The Musketeers: To Play The King. Television Review.

Liverpool Sound and Vision Rating 8.5/10

Cast: Tom Burke, Santiago Cabrera, Howard Charles, Luke Pasqualino, Alexandra Dowling, Ryan Gage, Tamla Kari, Matthew McNulty, Hugo Speer, Rupert Everett, Matt Stokoe, Ian McKee, Stephen Walters, Ross O’Hennesy, Thalisa Teixeira, Andrew Turner, Allan Corduner, Leah Haile, Tom Morley, Naomi Radcliffe, Ernesto Cekan, Christian Dunckley Clark.

To Play The King takes a certain amount of guts, not everybody can pull off the regal instability needed to carry the office, to sit in impatient martyrdom for the revolution to take the crown. Whether in gown and garter, wig and royal trappings, or simply the modern equivalent of the suit and red leather case in which the nation’s short and long term prospects are unfolded like a card player holding all the aces; To Play The King is a dangerous game, for somebody, somewhere will always be out to steal the jewel laden cap.

The political instability of Europe, of the U.K., is such that it only takes a resignation in the highest quarter to set teeth on edge and yet we, hopefully, are far cry from the volatile nature of 17th Century France in which the balance between the country was held open like a festering and pus driven wound.
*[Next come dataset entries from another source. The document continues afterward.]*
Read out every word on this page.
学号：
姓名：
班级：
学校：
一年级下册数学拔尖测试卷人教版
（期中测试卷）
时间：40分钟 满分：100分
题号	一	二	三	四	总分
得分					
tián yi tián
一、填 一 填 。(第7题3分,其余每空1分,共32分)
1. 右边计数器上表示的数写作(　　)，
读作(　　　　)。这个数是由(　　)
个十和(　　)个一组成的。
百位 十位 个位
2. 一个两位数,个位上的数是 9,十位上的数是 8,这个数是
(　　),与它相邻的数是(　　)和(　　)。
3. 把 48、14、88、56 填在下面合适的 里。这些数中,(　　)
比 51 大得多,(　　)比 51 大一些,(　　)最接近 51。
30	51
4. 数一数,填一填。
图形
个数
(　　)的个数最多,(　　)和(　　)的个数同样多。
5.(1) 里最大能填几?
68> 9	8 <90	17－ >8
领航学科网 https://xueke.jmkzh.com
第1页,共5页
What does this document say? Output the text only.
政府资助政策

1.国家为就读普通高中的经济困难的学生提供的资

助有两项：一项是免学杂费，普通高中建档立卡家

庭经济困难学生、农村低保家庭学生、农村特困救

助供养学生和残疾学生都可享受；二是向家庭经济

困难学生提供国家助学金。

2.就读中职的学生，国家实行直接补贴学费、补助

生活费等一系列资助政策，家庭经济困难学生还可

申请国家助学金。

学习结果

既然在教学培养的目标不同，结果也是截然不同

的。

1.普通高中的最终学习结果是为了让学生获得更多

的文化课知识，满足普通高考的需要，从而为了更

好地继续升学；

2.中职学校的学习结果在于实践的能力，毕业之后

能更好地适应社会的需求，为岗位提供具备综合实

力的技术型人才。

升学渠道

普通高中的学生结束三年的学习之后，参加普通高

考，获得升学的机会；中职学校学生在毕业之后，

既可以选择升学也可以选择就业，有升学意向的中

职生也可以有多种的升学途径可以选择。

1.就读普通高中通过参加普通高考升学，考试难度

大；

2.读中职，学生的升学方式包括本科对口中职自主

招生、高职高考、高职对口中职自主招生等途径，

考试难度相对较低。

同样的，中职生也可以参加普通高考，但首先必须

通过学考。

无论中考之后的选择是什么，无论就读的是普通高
The lavish parties, the sensationalism of Court life under a dying Louis was the closed fist to the hungry, starving and the refugees of a war against France’s continental neighbour Spain.

It was a hazardous and pivotal moment in Europe and The Musketeers, perhaps with a certain degree of understanding, may have questioned which side they were actually fighting for. Their oath belonged to the King, however their eyes, their senses, as this dramatic and well written episode bears out, saw the treacherous blossoming of truth starting to take root and the flourish of anarchy, state driven, state blessed, come home and question the point of leadership.

The episode itself is captured by the nobility of d’Artagnan, Luke Pasqualino given a chance to shine as a Musketeer away from the group of four, and the duplicity of Rupert Everett’s Marquis de Feron. The clash of what it means to be noble and to have noble’s great cause thrust upon you is highlighted in the actions of these two men.

If the indications of what dignity and regret can offer a man then the pain on d’Artagnan’s face as he realises the consequence of his actions is to television as a proclamation to the masses of what they can actually achieve is. It is a cruel trick that nature plays on the strong at heart and one that The Musketeers embodies superbly.

An episode of grace and righteousness, To Play The King is not a game the weak hearted should ever attempt to be part of.